8086 Microprocessor Architecture: BIU, EU, Pipeline, Pin Diagram, and I/O

When Intel designed the 8086 in 1978, they made one decision that separated it from every processor before it: split the chip in two. One half fetches the next instruction while the other is still executing the current one. That single idea — two units working in parallel — created the foundation of every x86 pipeline that followed, right through to today’s Core processors. But before those two internal units can do anything, the chip has to talk to the outside world through exactly 40 pins. Understanding how those pins are assigned, multiplexed, and controlled is just as important as understanding what happens inside.

The 8086 divides itself into the Bus Interface Unit (BIU) — which owns the external address and data buses, the segment registers, the instruction pointer, and the prefetch queue — and the Execution Unit (EU) — which owns the ALU, general-purpose registers, and the flag register. The EU cannot touch the external bus.

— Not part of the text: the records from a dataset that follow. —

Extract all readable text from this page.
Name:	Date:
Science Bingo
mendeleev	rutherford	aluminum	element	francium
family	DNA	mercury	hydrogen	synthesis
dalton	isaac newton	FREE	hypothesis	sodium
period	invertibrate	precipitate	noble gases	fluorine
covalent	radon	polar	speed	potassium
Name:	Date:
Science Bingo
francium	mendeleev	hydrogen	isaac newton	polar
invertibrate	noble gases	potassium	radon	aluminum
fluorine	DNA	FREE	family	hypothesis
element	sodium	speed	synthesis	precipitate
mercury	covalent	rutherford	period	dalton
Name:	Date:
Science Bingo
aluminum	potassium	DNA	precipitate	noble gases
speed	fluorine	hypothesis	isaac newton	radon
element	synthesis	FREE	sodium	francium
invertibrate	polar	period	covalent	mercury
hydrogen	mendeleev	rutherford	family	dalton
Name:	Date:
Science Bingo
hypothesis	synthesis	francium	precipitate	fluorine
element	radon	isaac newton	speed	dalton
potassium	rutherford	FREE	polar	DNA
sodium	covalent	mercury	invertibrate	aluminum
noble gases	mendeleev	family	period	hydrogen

Every byte that moves between the CPU and memory or I/O goes through the BIU. The EU talks to the BIU through an internal 16-bit bus, requesting memory reads/writes and feeding back branch targets when jumps occur.

8086 internal architecture showing BIU and EU
The 8086 internal architecture. BIU fetches while EU executes.

Segment Registers

The BIU contains four 16-bit segment registers. Each one defines the base of a 64 KB window into the 1 MB address space.

Register Name Role
CS Code Segment Points to the segment containing the currently executing code. The IP register always offsets from CS.
DS Data Segment Default segment for nearly all data-access instructions.
SS Stack Segment Base of the stack. Every PUSH, POP, CALL, and RET uses SS:SP automatically.
ES Extra Segment Destination segment for all string instructions. The destination address is always ES:DI.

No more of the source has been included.